For the first time since his poor debate performance on October 3, President Obama has regained the momentum in the race. Obama’s attacks on Romney’s foreign policy flip-flopping and ignorance accomplished something that he was unable to do even after his strong second debate performance: raise doubts about Romney’s ability to handle the presidency.
Few expected a foreign policy debate to draw 69 million viewers, particularly against Monday night football and the 7th game of the National League playoffs. And even fewer thought that the debate’s often obscure topics could give Obama or Romney any boost. Yet Obama schooled Romney on foreign policy, leaving the GOP nominee hanging on for dear life. The debate and a better ground game puts Obama in a strong position to win.
I recently wrote that this was the most surprising presidential election in decades, and this again proved true following this week’s debate. After winning the first debate and maintaining his momentum following his losing second debate, Mitt Romney could not maintain his effort and badly fell apart.
Some compared Romney’s performance to a boxer clinching and holding on for dear life while waiting for the bell to end the fight. But there are still nearly two weeks before Election Day, and Romney lacks the lead that would allow him to run out the clock to victory.
Obama (Finally) Changes Tone
Comparing Ground Games
Where is Romney’s ground game? Romney has 40 campaign offices in Ohio to Obama’s 131, and 47 in Florida to Obama’s 106. This is a far cry from the remarkable ground operation Karl Rove put together for President Bush in Florida in 2004, an effort that the GOP began building in 2005.

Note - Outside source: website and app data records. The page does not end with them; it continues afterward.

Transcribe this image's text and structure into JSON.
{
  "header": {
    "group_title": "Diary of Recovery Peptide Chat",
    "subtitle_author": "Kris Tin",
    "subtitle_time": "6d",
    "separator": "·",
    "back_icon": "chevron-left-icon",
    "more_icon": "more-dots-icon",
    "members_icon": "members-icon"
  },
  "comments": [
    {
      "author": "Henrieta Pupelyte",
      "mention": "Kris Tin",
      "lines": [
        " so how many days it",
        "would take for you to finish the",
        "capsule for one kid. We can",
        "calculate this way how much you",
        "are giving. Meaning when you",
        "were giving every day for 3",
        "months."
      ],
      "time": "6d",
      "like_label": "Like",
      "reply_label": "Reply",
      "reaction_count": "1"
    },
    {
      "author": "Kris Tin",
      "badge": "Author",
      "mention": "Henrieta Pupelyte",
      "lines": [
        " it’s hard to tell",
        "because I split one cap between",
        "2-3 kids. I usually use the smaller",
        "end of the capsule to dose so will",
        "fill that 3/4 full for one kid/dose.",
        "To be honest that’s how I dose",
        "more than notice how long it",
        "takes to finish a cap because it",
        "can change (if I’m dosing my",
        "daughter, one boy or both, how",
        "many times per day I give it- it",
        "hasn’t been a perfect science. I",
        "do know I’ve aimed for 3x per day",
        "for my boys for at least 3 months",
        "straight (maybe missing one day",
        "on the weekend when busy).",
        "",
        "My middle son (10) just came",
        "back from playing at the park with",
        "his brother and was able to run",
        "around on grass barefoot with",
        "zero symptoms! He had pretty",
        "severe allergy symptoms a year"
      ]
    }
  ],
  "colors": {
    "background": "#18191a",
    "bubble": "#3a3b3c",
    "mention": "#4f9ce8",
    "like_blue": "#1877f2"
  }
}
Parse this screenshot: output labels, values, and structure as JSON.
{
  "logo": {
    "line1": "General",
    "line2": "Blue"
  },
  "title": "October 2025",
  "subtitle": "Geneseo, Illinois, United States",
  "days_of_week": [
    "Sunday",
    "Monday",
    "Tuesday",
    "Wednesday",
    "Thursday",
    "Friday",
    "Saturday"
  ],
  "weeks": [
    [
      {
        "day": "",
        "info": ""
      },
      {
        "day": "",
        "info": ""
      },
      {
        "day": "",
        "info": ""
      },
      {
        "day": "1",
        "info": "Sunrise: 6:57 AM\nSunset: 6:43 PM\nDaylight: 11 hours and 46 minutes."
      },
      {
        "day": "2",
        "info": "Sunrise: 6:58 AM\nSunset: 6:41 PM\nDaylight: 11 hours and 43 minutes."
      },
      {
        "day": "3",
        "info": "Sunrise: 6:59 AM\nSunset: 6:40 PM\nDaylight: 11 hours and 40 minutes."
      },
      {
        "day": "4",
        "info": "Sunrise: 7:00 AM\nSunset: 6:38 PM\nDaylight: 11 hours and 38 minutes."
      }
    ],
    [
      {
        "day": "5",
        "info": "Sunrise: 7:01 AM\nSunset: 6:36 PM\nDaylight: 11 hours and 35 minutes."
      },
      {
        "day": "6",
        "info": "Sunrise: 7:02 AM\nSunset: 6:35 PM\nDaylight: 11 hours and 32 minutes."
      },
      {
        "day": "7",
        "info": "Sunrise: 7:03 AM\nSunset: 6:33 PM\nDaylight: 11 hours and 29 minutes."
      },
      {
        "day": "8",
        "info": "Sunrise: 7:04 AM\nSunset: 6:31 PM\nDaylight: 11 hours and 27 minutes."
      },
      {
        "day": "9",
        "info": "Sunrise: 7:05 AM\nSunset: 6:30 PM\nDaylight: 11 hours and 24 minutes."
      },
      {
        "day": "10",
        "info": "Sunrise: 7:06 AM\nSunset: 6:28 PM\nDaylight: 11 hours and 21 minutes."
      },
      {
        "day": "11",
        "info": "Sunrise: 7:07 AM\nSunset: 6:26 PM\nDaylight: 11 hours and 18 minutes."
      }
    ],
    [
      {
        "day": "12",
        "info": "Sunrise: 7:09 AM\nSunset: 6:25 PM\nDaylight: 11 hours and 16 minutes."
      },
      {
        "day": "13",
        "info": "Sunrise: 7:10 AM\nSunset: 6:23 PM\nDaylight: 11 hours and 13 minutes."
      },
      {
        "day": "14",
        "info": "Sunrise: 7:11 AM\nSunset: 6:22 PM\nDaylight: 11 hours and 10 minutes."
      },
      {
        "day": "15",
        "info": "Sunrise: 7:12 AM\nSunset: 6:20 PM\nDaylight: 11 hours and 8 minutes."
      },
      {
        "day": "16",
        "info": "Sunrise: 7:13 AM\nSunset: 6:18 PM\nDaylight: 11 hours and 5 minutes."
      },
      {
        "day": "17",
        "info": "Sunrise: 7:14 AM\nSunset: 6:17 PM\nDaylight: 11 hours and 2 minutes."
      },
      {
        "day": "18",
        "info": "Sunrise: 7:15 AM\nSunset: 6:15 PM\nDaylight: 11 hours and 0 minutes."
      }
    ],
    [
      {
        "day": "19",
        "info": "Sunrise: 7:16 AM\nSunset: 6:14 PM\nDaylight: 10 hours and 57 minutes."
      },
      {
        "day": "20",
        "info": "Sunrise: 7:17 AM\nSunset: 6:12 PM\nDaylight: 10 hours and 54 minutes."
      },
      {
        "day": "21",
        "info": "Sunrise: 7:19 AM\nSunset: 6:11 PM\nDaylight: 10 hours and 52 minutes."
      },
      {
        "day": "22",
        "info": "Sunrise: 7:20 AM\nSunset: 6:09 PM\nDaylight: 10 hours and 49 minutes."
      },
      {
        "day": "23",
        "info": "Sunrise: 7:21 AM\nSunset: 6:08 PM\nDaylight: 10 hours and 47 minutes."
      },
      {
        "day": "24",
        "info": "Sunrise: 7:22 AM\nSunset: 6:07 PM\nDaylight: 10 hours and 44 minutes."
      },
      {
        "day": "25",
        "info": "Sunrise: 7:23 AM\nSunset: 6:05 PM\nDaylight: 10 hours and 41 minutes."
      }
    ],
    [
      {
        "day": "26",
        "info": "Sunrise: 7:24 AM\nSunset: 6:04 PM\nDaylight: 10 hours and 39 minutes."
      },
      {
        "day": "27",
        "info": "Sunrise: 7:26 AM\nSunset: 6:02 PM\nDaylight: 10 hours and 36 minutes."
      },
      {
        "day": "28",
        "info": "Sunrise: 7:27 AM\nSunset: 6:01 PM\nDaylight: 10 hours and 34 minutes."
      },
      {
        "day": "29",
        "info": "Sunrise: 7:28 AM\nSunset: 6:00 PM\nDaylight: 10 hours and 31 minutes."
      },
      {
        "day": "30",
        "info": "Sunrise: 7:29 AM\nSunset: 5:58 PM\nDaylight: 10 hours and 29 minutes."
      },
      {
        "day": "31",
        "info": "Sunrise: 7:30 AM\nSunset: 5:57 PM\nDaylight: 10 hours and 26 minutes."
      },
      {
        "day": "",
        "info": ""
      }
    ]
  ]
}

Romney’s Super Pac’s are pouring money into television ads not field operations, and effective electoral outreach campaigns cannot be created overnight. And while many believe that Republican voters don’t need reminders to get to the polls, Romney needs less fervently committed independent voters to win.
Obama’s ground game advantage is particularly strong in Ohio.
In 2004, Democratic nominee John Kerry had no real field operation in Ohio prior to September. While the Ohio economy was hurting, Kerry had done nothing in particular to help the state while serving in the Senate. Despite this, and Secretary of State Kenneth Blackwell’s shenanigans, Bush barely won the state.
Obama had a huge Ohio field campaign in 2008 and it is even bigger this year. He has two other key advantages: his saving the auto industry provided a major boost to Ohio workers, and early voting—barred in 2004—will continue in the days leading up to the election.
It’s hard to see how Romney can match Bush’s Ohio performance, and we know that Obama’s field campaign is much stronger than Kerry’s. Considering that no Republican has ever won the presidency without winning Ohio, Romney’s weak field campaign in the state could decide the race.